Google wrote a whitepaper a couple months ago called Profiting from Non-Guaranteed
Advertising: The Value of Dynamic Allocation & Auction Pricing for Online Publishers
, which describes the benefits of the "Dynamic Allocation" feature built within DART/DFP. Dynamic Allocation is a mechanism for (a) opening a publisher's non-guaranteed ad inventory to the DoubleClick Ad Exchange (Ad Ex), and (b) giving Ad Ex the right of first refusal on that inventory.

I understand Dynamic Allocation works like this. When publishers book a non-guaranteed campaign into DFP (meaning they have not guaranteed a fixed number of impressions), they can check the Dynamic Allocation box. Then, any time that campaign is selected by DFP for display to an end-user, DFP will first check with Ad Ex to see if it can beat the CPM value entered for that campaign -- if Ad Ex can beat it, then the Ad Ex campaign will trump the campaign that the publisher booked.

The problem is that DFP uses a random selection algorithm. DFP, like all other ad servers, is designed to deliver guaranteed campaigns (meaning a fixed number of impressions to be delivered within a set timeframe, at a set CPM rate), not non-guaranteed campaigns. DFP's decision-making process with regard to which non-guaranteed campaign to serve, is random -- not based on yield (revenue to the publisher).

"Ad servers like DFP have some variability in how they meet impression delivery goals, rotating other ads sold by the direct sales force on a non-guaranteed basis into a particular ad slot in order to maintain a steady rate of delivery for the guaranteed ads. Instead of randomly rotating other ads into an ad slot, DoubleClick Ad Exchange uses Dynamic Allocation, rotating in higher-paying ads from ad networks and other third-party media buyers when the net CPM they provide to the publisher is higher than what has been booked directly into the ad server."
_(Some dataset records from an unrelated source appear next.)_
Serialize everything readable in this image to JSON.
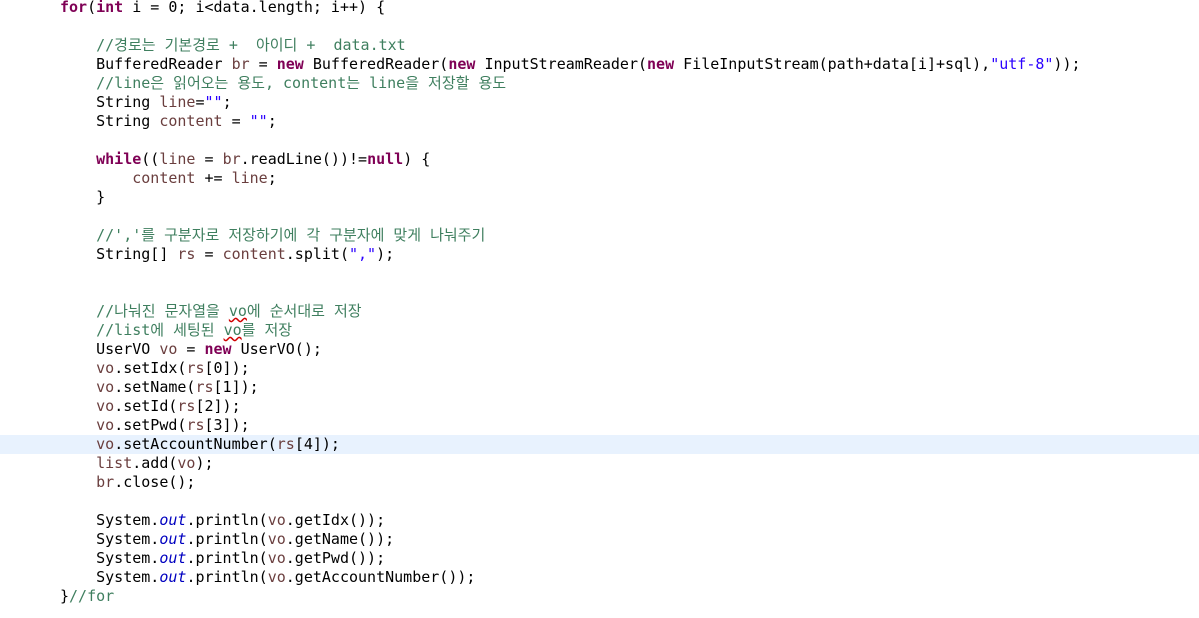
{
  "editor": {
    "current_line": 23,
    "colors": {
      "background": "#ffffff",
      "current_line": "#e8f2fe",
      "keyword": "#7f0055",
      "comment": "#3f7f5f",
      "string": "#2a00ff",
      "static_field": "#0000c0",
      "local_variable": "#6a3e3e",
      "plain": "#000000"
    },
    "lines": [
      [
        {
          "t": "for",
          "c": "kw"
        },
        {
          "t": "(",
          "c": ""
        },
        {
          "t": "int",
          "c": "kw"
        },
        {
          "t": " i = 0; i<data.length; i++) {",
          "c": ""
        }
      ],
      [],
      [
        {
          "t": "    //경로는 기본경로 +  아이디 +  data.txt",
          "c": "cm"
        }
      ],
      [
        {
          "t": "    BufferedReader ",
          "c": ""
        },
        {
          "t": "br",
          "c": "var"
        },
        {
          "t": " = ",
          "c": ""
        },
        {
          "t": "new",
          "c": "kw"
        },
        {
          "t": " BufferedReader(",
          "c": ""
        },
        {
          "t": "new",
          "c": "kw"
        },
        {
          "t": " InputStreamReader(",
          "c": ""
        },
        {
          "t": "new",
          "c": "kw"
        },
        {
          "t": " FileInputStream(path+data[i]+sql),",
          "c": ""
        },
        {
          "t": "\"utf-8\"",
          "c": "str"
        },
        {
          "t": "));",
          "c": ""
        }
      ],
      [
        {
          "t": "    //line은 읽어오는 용도, content는 line을 저장할 용도",
          "c": "cm"
        }
      ],
      [
        {
          "t": "    String ",
          "c": ""
        },
        {
          "t": "line",
          "c": "var"
        },
        {
          "t": "=",
          "c": ""
        },
        {
          "t": "\"\"",
          "c": "str"
        },
        {
          "t": ";",
          "c": ""
        }
      ],
      [
        {
          "t": "    String ",
          "c": ""
        },
        {
          "t": "content",
          "c": "var"
        },
        {
          "t": " = ",
          "c": ""
        },
        {
          "t": "\"\"",
          "c": "str"
        },
        {
          "t": ";",
          "c": ""
        }
      ],
      [],
      [
        {
          "t": "    ",
          "c": ""
        },
        {
          "t": "while",
          "c": "kw"
        },
        {
          "t": "((",
          "c": ""
        },
        {
          "t": "line",
          "c": "var"
        },
        {
          "t": " = ",
          "c": ""
        },
        {
          "t": "br",
          "c": "var"
        },
        {
          "t": ".readLine())!=",
          "c": ""
        },
        {
          "t": "null",
          "c": "kw"
        },
        {
          "t": ") {",
          "c": ""
        }
      ],
      [
        {
          "t": "        ",
          "c": ""
        },
        {
          "t": "content",
          "c": "var"
        },
        {
          "t": " += ",
          "c": ""
        },
        {
          "t": "line",
          "c": "var"
        },
        {
          "t": ";",
          "c": ""
        }
      ],
      [
        {
          "t": "    }",
          "c": ""
        }
      ],
      [],
      [
        {
          "t": "    //','를 구분자로 저장하기에 각 구분자에 맞게 나눠주기",
          "c": "cm"
        }
      ],
      [
        {
          "t": "    String[] ",
          "c": ""
        },
        {
          "t": "rs",
          "c": "var"
        },
        {
          "t": " = ",
          "c": ""
        },
        {
          "t": "content",
          "c": "var"
        },
        {
          "t": ".split(",
          "c": ""
        },
        {
          "t": "\",\"",
          "c": "str"
        },
        {
          "t": ");",
          "c": ""
        }
      ],
      [],
      [],
      [
        {
          "t": "    //나눠진 문자열을 ",
          "c": "cm"
        },
        {
          "t": "vo",
          "c": "cm spell"
        },
        {
          "t": "에 순서대로 저장",
          "c": "cm"
        }
      ],
      [
        {
          "t": "    //list에 세팅된 ",
          "c": "cm"
        },
        {
          "t": "vo",
          "c": "cm spell"
        },
        {
          "t": "를 저장",
          "c": "cm"
        }
      ],
      [
        {
          "t": "    UserVO ",
          "c": ""
        },
        {
          "t": "vo",
          "c": "var"
        },
        {
          "t": " = ",
          "c": ""
        },
        {
          "t": "new",
          "c": "kw"
        },
        {
          "t": " UserVO();",
          "c": ""
        }
      ],
      [
        {
          "t": "    ",
          "c": ""
        },
        {
          "t": "vo",
          "c": "var"
        },
        {
          "t": ".setIdx(",
          "c": ""
        },
        {
          "t": "rs",
          "c": "var"
        },
        {
          "t": "[0]);",
          "c": ""
        }
      ],
      [
        {
          "t": "    ",
          "c": ""
        },
        {
          "t": "vo",
          "c": "var"
        },
        {
          "t": ".setName(",
          "c": ""
        },
        {
          "t": "rs",
          "c": "var"
        },
        {
          "t": "[1]);",
          "c": ""
        }
      ],
      [
        {
          "t": "    ",
          "c": ""
        },
        {
          "t": "vo",
          "c": "var"
        },
        {
          "t": ".setId(",
          "c": ""
        },
        {
          "t": "rs",
          "c": "var"
        },
        {
          "t": "[2]);",
          "c": ""
        }
      ],
      [
        {
          "t": "    ",
          "c": ""
        },
        {
          "t": "vo",
          "c": "var"
        },
        {
          "t": ".setPwd(",
          "c": ""
        },
        {
          "t": "rs",
          "c": "var"
        },
        {
          "t": "[3]);",
          "c": ""
        }
      ],
      [
        {
          "t": "    ",
          "c": ""
        },
        {
          "t": "vo",
          "c": "var"
        },
        {
          "t": ".setAccountNumber(",
          "c": ""
        },
        {
          "t": "rs",
          "c": "var"
        },
        {
          "t": "[4]);",
          "c": ""
        }
      ],
      [
        {
          "t": "    ",
          "c": ""
        },
        {
          "t": "list",
          "c": "var"
        },
        {
          "t": ".add(",
          "c": ""
        },
        {
          "t": "vo",
          "c": "var"
        },
        {
          "t": ");",
          "c": ""
        }
      ],
      [
        {
          "t": "    ",
          "c": ""
        },
        {
          "t": "br",
          "c": "var"
        },
        {
          "t": ".close();",
          "c": ""
        }
      ],
      [],
      [
        {
          "t": "    System.",
          "c": ""
        },
        {
          "t": "out",
          "c": "static"
        },
        {
          "t": ".println(",
          "c": ""
        },
        {
          "t": "vo",
          "c": "var"
        },
        {
          "t": ".getIdx());",
          "c": ""
        }
      ],
      [
        {
          "t": "    System.",
          "c": ""
        },
        {
          "t": "out",
          "c": "static"
        },
        {
          "t": ".println(",
          "c": ""
        },
        {
          "t": "vo",
          "c": "var"
        },
        {
          "t": ".getName());",
          "c": ""
        }
      ],
      [
        {
          "t": "    System.",
          "c": ""
        },
        {
          "t": "out",
          "c": "static"
        },
        {
          "t": ".println(",
          "c": ""
        },
        {
          "t": "vo",
          "c": "var"
        },
        {
          "t": ".getPwd());",
          "c": ""
        }
      ],
      [
        {
          "t": "    System.",
          "c": ""
        },
        {
          "t": "out",
          "c": "static"
        },
        {
          "t": ".println(",
          "c": ""
        },
        {
          "t": "vo",
          "c": "var"
        },
        {
          "t": ".getAccountNumber());",
          "c": ""
        }
      ],
      [
        {
          "t": "}",
          "c": ""
        },
        {
          "t": "//for",
          "c": "cm"
        }
      ]
    ]
  }
}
Why is this important? Because without yield optimization in the ad server itself, Ad Ex doesn't have to offer the most competitive price every time in order to win the impression. Which means that Dynamic Allocation often costs the publisher revenue instead of making it more.

I'll back this up with an example. Let's say Publisher.com has 4 non-guaranteed campaigns booked within their DFP ad server in the same tier, and the expected CPM rates for those campaigns are:

Campaign Expected CPM
Campaign 1 $.50
Campaign 2 $.60
Campaign 3 $.85
Campaign 4 $1.20

In its effort to deliver guaranteed campaigns on an even basis, DFP will draw randomly from these 4 non-guaranteed campaigns. 25% of the time it will select Campaign 1, at which point Ad Ex only needs a $.51 bid to win the impression, even though Campaign 2, 3 or 4 would have made Publisher.com more money. If Publisher.com's ad server optimized for yield, then that would mean the highest paying campaign would serve every time. (For simplicity sake, I'm ignoring other campaign attributes that may limit delivery -- such as geo-targeting, frequency caps, etc.)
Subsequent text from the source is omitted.